Anonymous Coward says:

This is why everyone should use the tried and true method of data erasure by overwriting the data multiple times. While this is no guarantee that not all deleted data is unrecoverable, it does make it harder for law enforcement or any other entity to recover that deleted data.

Plus, the defendant in this case is an idiot. To argue that she didn’t have her current computer at the time of the crime is irrelevant. She could have easily transferred documents, data and whatnot to her current computer. The courts ruled correctly on that. She should really do her own research.

nasch (profile) says:

Re: Re: Re:4 Re:

Even with modern drives, erased data can still be recovered. It’s just a lot more difficult.

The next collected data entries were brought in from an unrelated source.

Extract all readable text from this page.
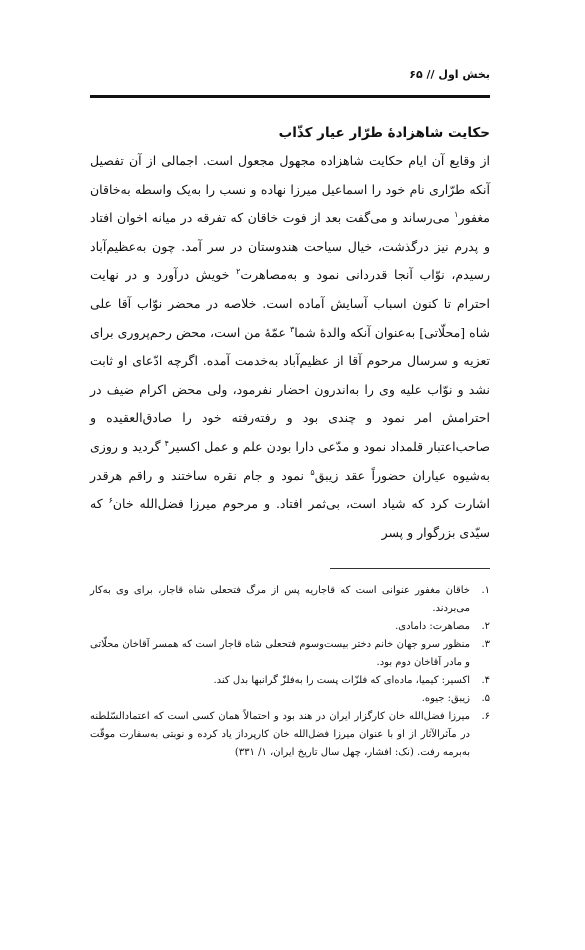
بخش اول // ۶۵
حکایت شاهزادهٔ طرّار عیار کذّاب

از وقایع آن ایام حکایت شاهزاده مجهول مجعول است. اجمالی از آن تفصیل آنکه طرّاری نام خود را اسماعیل میرزا نهاده و نسب را به‌یک واسطه به‌خاقان مغفور$^۱$ می‌رساند و می‌گفت بعد از فوت خاقان که تفرقه در میانه اخوان افتاد و پدرم نیز درگذشت، خیال سیاحت هندوستان در سر آمد. چون به‌عظیم‌آباد رسیدم، نوّاب آنجا قدردانی نمود و به‌مصاهرت$^۲$ خویش درآورد و در نهایت احترام تا کنون اسباب آسایش آماده است. خلاصه در محضر نوّاب آقا علی شاه [محلّاتی] به‌عنوان آنکه والدهٔ شما$^۳$ عمّهٔ من است، محض رحم‌پروری برای تعزیه و سرسال مرحوم آقا از عظیم‌آباد به‌خدمت آمده. اگرچه ادّعای او ثابت نشد و نوّاب علیه وی را به‌اندرون احضار نفرمود، ولی محض اکرام ضیف در احترامش امر نمود و چندی بود و رفته‌رفته خود را صادق‌العقیده و صاحب‌اعتبار قلمداد نمود و مدّعی دارا بودن علم و عمل اکسیر$^۴$ گردید و روزی به‌شیوه عیاران حضوراً عقد زیبق$^۵$ نمود و جام نقره ساختند و راقم هرقدر اشارت کرد که شیاد است، بی‌ثمر افتاد. و مرحوم میرزا فضل‌الله خان$^۶$ که سیّدی بزرگوار و پسر

۱.
خاقان مغفور عنوانی است که قاجاریه پس از مرگ فتحعلی شاه قاجار، برای وی به‌کار می‌بردند.
۲.
مصاهرت: دامادی.
۳.
منظور سرو جهان خانم دختر بیست‌وسوم فتحعلی شاه قاجار است که همسر آقاخان محلّاتی و مادر آقاخان دوم بود.
۴.
اکسیر: کیمیا، ماده‌ای که فلزّات پست را به‌فلزّ گرانبها بدل کند.
۵.
زیبق: جیوه.
۶.
میرزا فضل‌الله خان کارگزار ایران در هند بود و احتمالاً همان کسی است که اعتمادالسّلطنه در مآثرالآثار از او با عنوان میرزا فضل‌الله خان کارپرداز یاد کرده و نوبتی به‌سفارت موقّت به‌برمه رفت. (نک: افشار، چهل سال تاریخ ایران، ۱/ ۳۳۱)
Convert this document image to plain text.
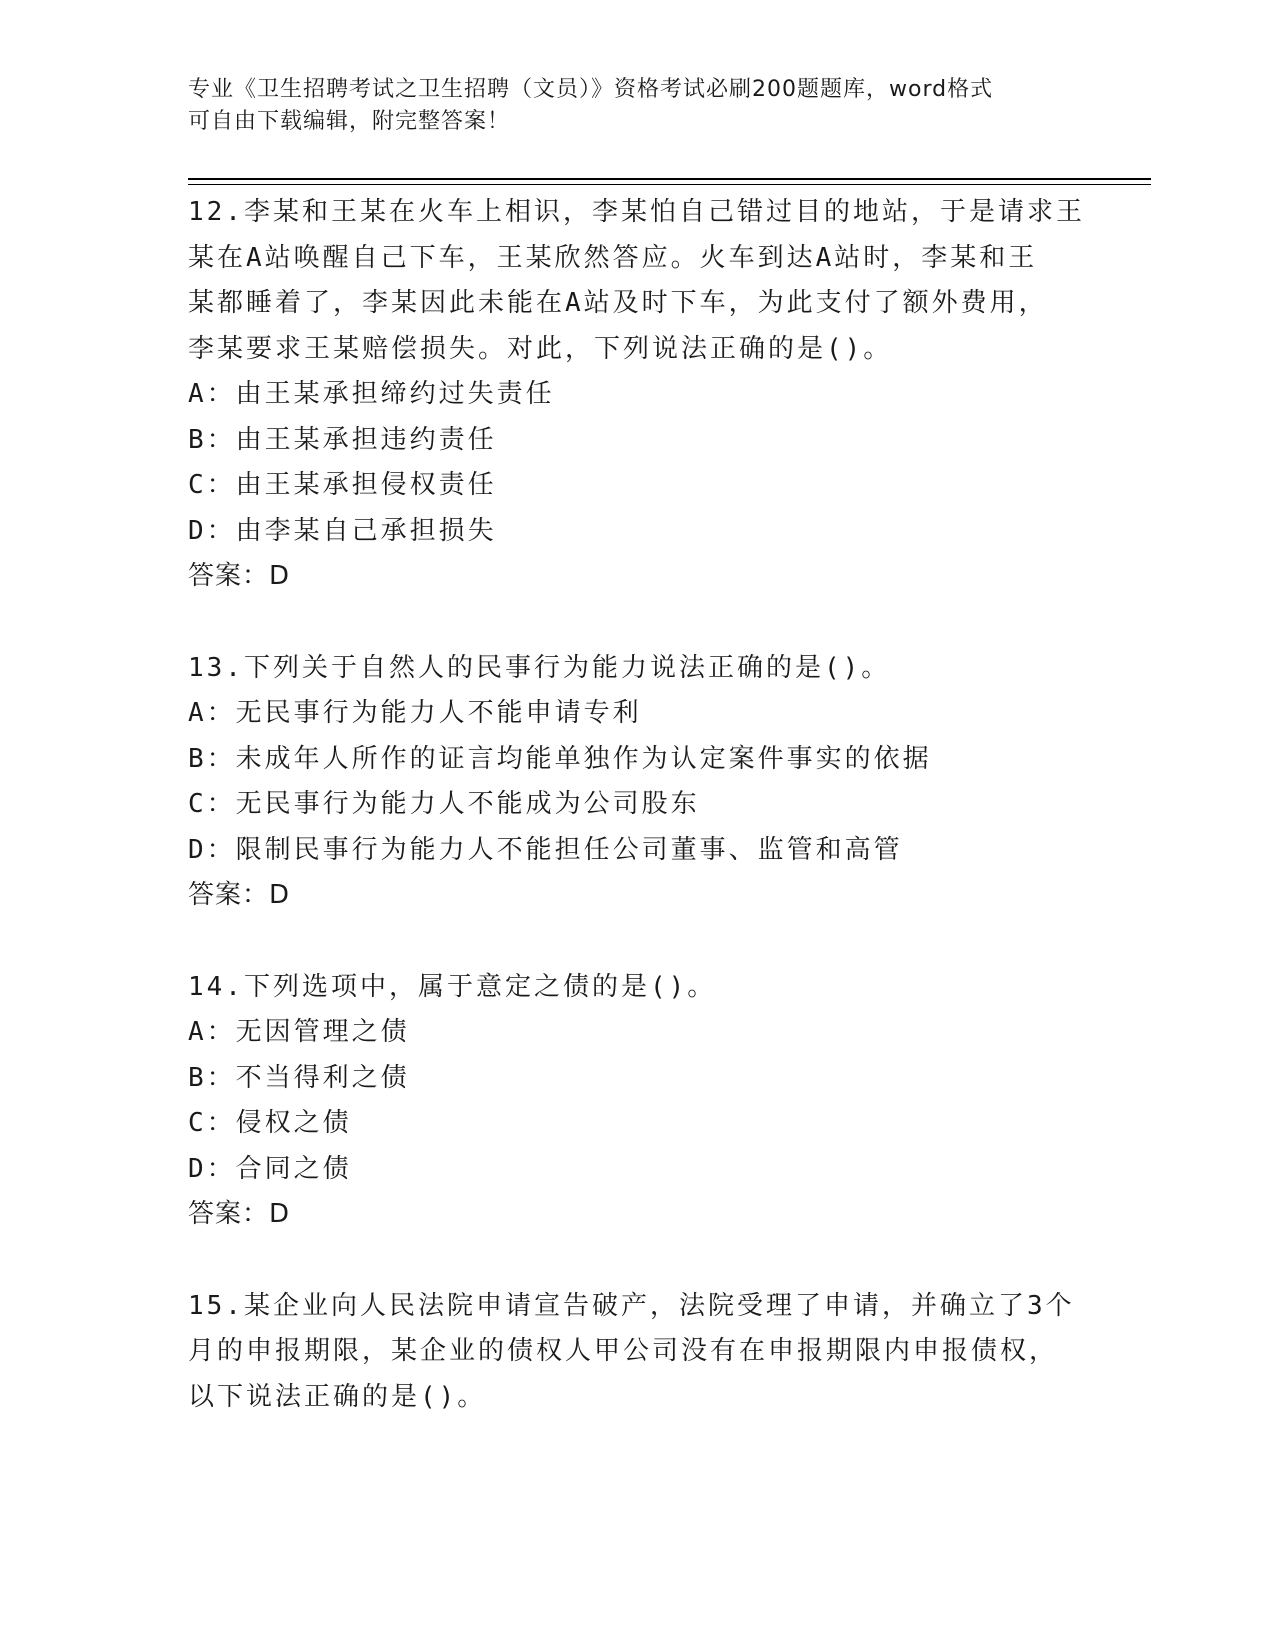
专业《卫生招聘考试之卫生招聘（文员）》资格考试必刷200题题库，word格式
可自由下载编辑，附完整答案！
12.李某和王某在火车上相识，李某怕自己错过目的地站，于是请求王
某在A站唤醒自己下车，王某欣然答应。火车到达A站时，李某和王
某都睡着了，李某因此未能在A站及时下车，为此支付了额外费用，
李某要求王某赔偿损失。对此，下列说法正确的是()。
A：由王某承担缔约过失责任
B：由王某承担违约责任
C：由王某承担侵权责任
D：由李某自己承担损失
答案：D
13.下列关于自然人的民事行为能力说法正确的是()。
A：无民事行为能力人不能申请专利
B：未成年人所作的证言均能单独作为认定案件事实的依据
C：无民事行为能力人不能成为公司股东
D：限制民事行为能力人不能担任公司董事、监管和高管
答案：D
14.下列选项中，属于意定之债的是()。
A：无因管理之债
B：不当得利之债
C：侵权之债
D：合同之债
答案：D
15.某企业向人民法院申请宣告破产，法院受理了申请，并确立了3个
月的申报期限，某企业的债权人甲公司没有在申报期限内申报债权，
以下说法正确的是()。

I’m not saying you’re wrong, but if it’s possible to write data, and then write other data on top of it and still get at the previous data, why haven’t drive manufacturers taken advantage of that to increase storage density?

John Fenderson (profile) says:

Re: Re: Re:5 Re:

Three reasons:

1) The error rate is unacceptably high for use as storage
2) It’s destructive.
3) In order to do it, you need to use a scanning tunneling microscope. In effect, you’re reading the magnetic polarization that is underneath the surface layer’s overt polarization.

For practical purposes, this is not a realistic attack vector. However, if a well-funded company or agency was very, very interested in the contents of your drive, then it is possible.